Un vote pour le Parti Québécois est un vote contre Harper
Pierre Dubuc
L’automne dernier, dans plusieurs assemblées syndicales, la question d’un vote stratégique pour l’élection fédérale de 2015 était à l’ordre du jour. Des syndicalistes affirmaient qu’ils étaient prêts à se « boucher le nez » et à voter pour le Parti Libéral de Justin Trudeau pour se débarrasser de Harper.

Comment expliquer que la notion du vote stratégique soit absente – à quelques exceptions près – du débat de l’élection en cours ?

Que les syndicalistes et les progressistes se mobilisent et veuillent intervenir sur la scène électorale fédérale est légitime, pertinent et absolument nécessaire lorsqu’on fait le décompte des législations antisyndicales que le gouvernement Harper s’apprête à utiliser pour matraquer le mouvement syndical.

Instruits par l’exemple du Wisconsin et d’autres États américains de tradition démocrate, des syndicalistes ont compris que « Les élections, ça compte ! ».

Dans ces États, les Républicains ont profité de la démobilisation des forces progressistes aux élections de 2010 pour prendre le pouvoir et radier en un tournemain des législations syndicales fondamentales conquises de haute lutte par des générations et des générations d’ouvriers et d’ouvrières.

La leçon est claire. Partout, en Amérique du Nord, le mouvement syndical fait face à une offensive patronale sans précédent et doit envisager des alliances avec des partenaires politiques aux sympathies syndicales hésitantes et timorées.

Aux États-Unis, c’est avec les Démocrates. Au Canada, avec un NPD, dirigé par un ancien libéral, voire avec le Parti Libéral.

Des exemples d’alliances avec des partis politiques, de vote stratégique, l’histoire syndicale canadienne et québécoise en fourmille. Ses principaux gains en sont le résultat.

Ces alliances sont nécessaires parce que, dans l’affrontement entre le patronat et les syndicats, le rapport de force est au départ favorable au patronat à cause de ses ressources financières, son contrôle des médias et son influence sur les gouvernements.

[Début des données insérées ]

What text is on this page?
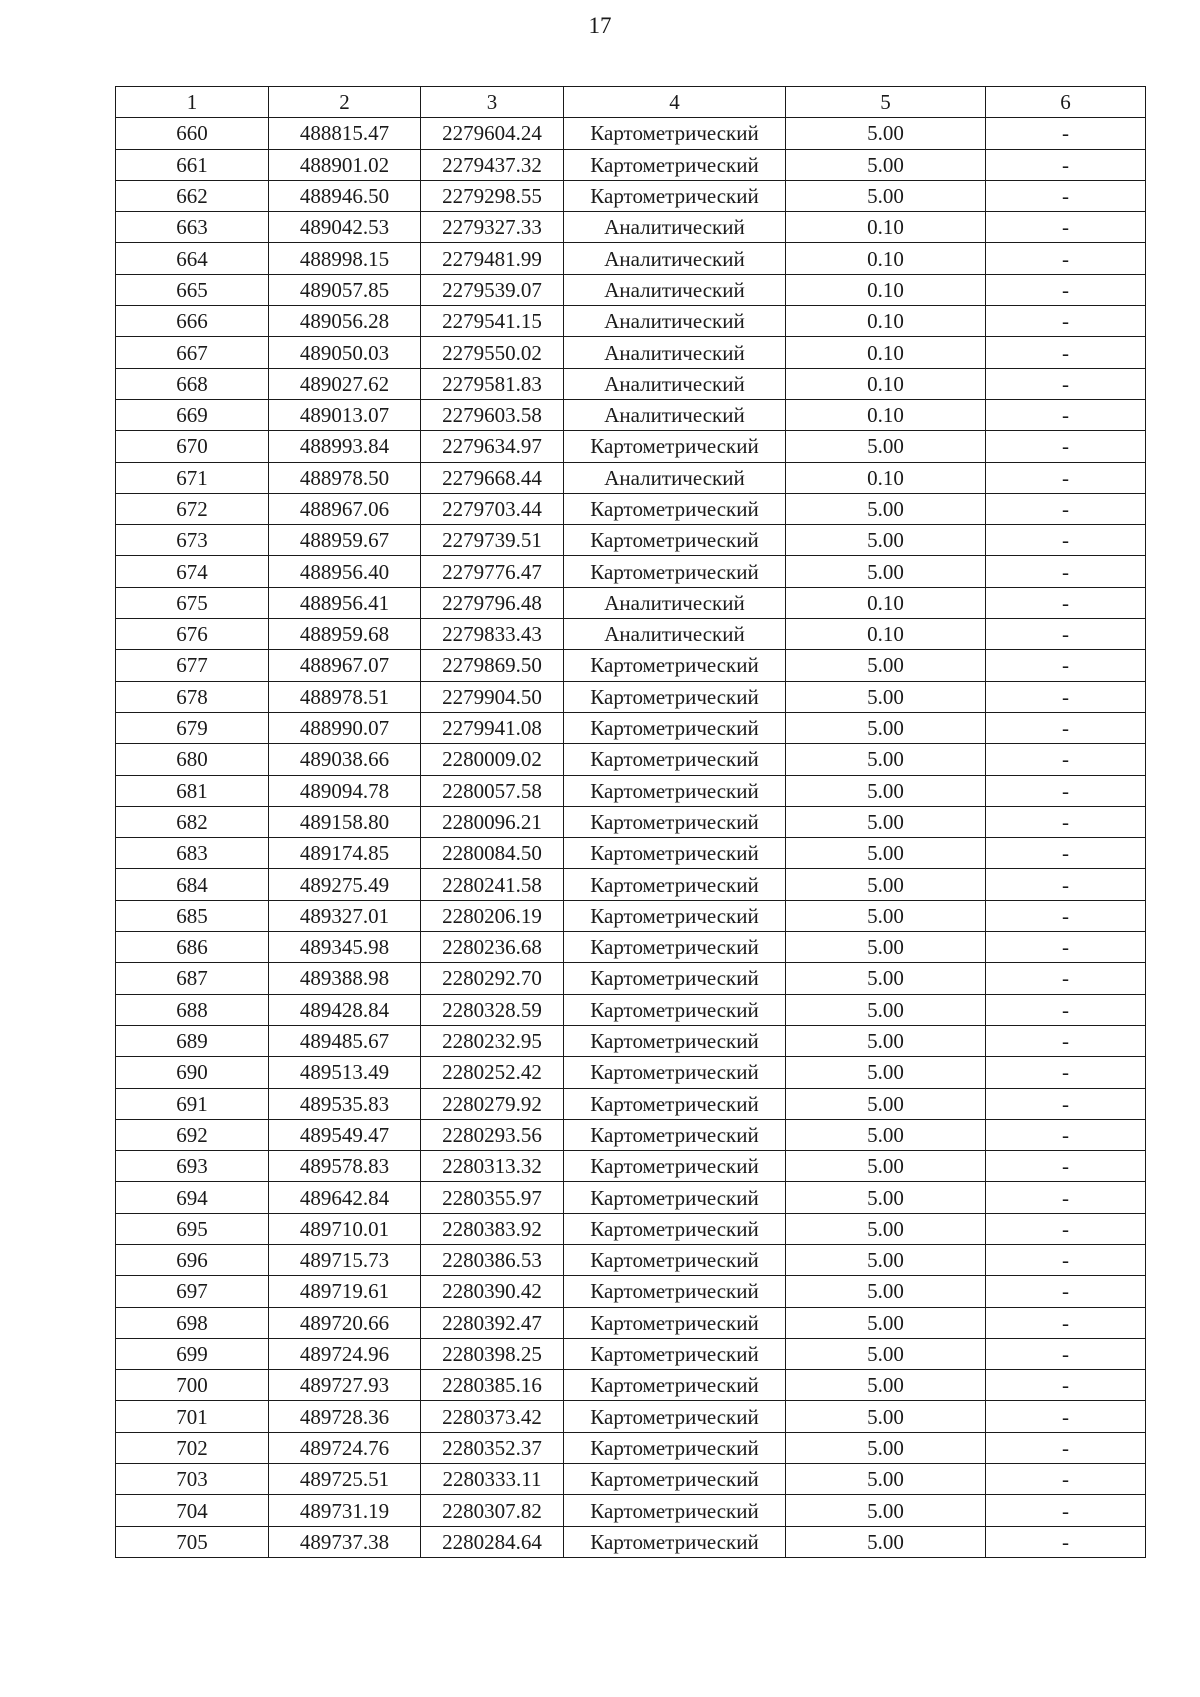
17
1	2	3	4	5	6
660	488815.47	2279604.24	Картометрический	5.00	-
661	488901.02	2279437.32	Картометрический	5.00	-
662	488946.50	2279298.55	Картометрический	5.00	-
663	489042.53	2279327.33	Аналитический	0.10	-
664	488998.15	2279481.99	Аналитический	0.10	-
665	489057.85	2279539.07	Аналитический	0.10	-
666	489056.28	2279541.15	Аналитический	0.10	-
667	489050.03	2279550.02	Аналитический	0.10	-
668	489027.62	2279581.83	Аналитический	0.10	-
669	489013.07	2279603.58	Аналитический	0.10	-
670	488993.84	2279634.97	Картометрический	5.00	-
671	488978.50	2279668.44	Аналитический	0.10	-
672	488967.06	2279703.44	Картометрический	5.00	-
673	488959.67	2279739.51	Картометрический	5.00	-
674	488956.40	2279776.47	Картометрический	5.00	-
675	488956.41	2279796.48	Аналитический	0.10	-
676	488959.68	2279833.43	Аналитический	0.10	-
677	488967.07	2279869.50	Картометрический	5.00	-
678	488978.51	2279904.50	Картометрический	5.00	-
679	488990.07	2279941.08	Картометрический	5.00	-
680	489038.66	2280009.02	Картометрический	5.00	-
681	489094.78	2280057.58	Картометрический	5.00	-
682	489158.80	2280096.21	Картометрический	5.00	-
683	489174.85	2280084.50	Картометрический	5.00	-
684	489275.49	2280241.58	Картометрический	5.00	-
685	489327.01	2280206.19	Картометрический	5.00	-
686	489345.98	2280236.68	Картометрический	5.00	-
687	489388.98	2280292.70	Картометрический	5.00	-
688	489428.84	2280328.59	Картометрический	5.00	-
689	489485.67	2280232.95	Картометрический	5.00	-
690	489513.49	2280252.42	Картометрический	5.00	-
691	489535.83	2280279.92	Картометрический	5.00	-
692	489549.47	2280293.56	Картометрический	5.00	-
693	489578.83	2280313.32	Картометрический	5.00	-
694	489642.84	2280355.97	Картометрический	5.00	-
695	489710.01	2280383.92	Картометрический	5.00	-
696	489715.73	2280386.53	Картометрический	5.00	-
697	489719.61	2280390.42	Картометрический	5.00	-
698	489720.66	2280392.47	Картометрический	5.00	-
699	489724.96	2280398.25	Картометрический	5.00	-
700	489727.93	2280385.16	Картометрический	5.00	-
701	489728.36	2280373.42	Картометрический	5.00	-
702	489724.76	2280352.37	Картометрический	5.00	-
703	489725.51	2280333.11	Картометрический	5.00	-
704	489731.19	2280307.82	Картометрический	5.00	-
705	489737.38	2280284.64	Картометрический	5.00	-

Pour réussir, malgré tout, à faire des gains, les syndicats doivent d’abord miser, bien entendu, sur la mobilisation et la combativité de leurs membres. Mais, en général, celles-ci ne suffisent pas. Le mouvement syndical doit aussi savoir utiliser les contradictions dans le camp opposé.

En 1871, par exemple, à la veille d’une élection, les typographes de Toronto se sont mis en grève pour réduire la durée de la journée de travail de 11 heures à 10 heures et réclamer la reconnaissance syndicale. Pour embêter le gouvernement conservateur de John A. MacDonald, ils ont fait parvenir une lettre aux ouvriers britanniques, qui venaient d’obtenir la reconnaissance syndicale, pour leur dire de ne pas émigrer au Canada parce que les ouvriers n’avaient aucuns droits.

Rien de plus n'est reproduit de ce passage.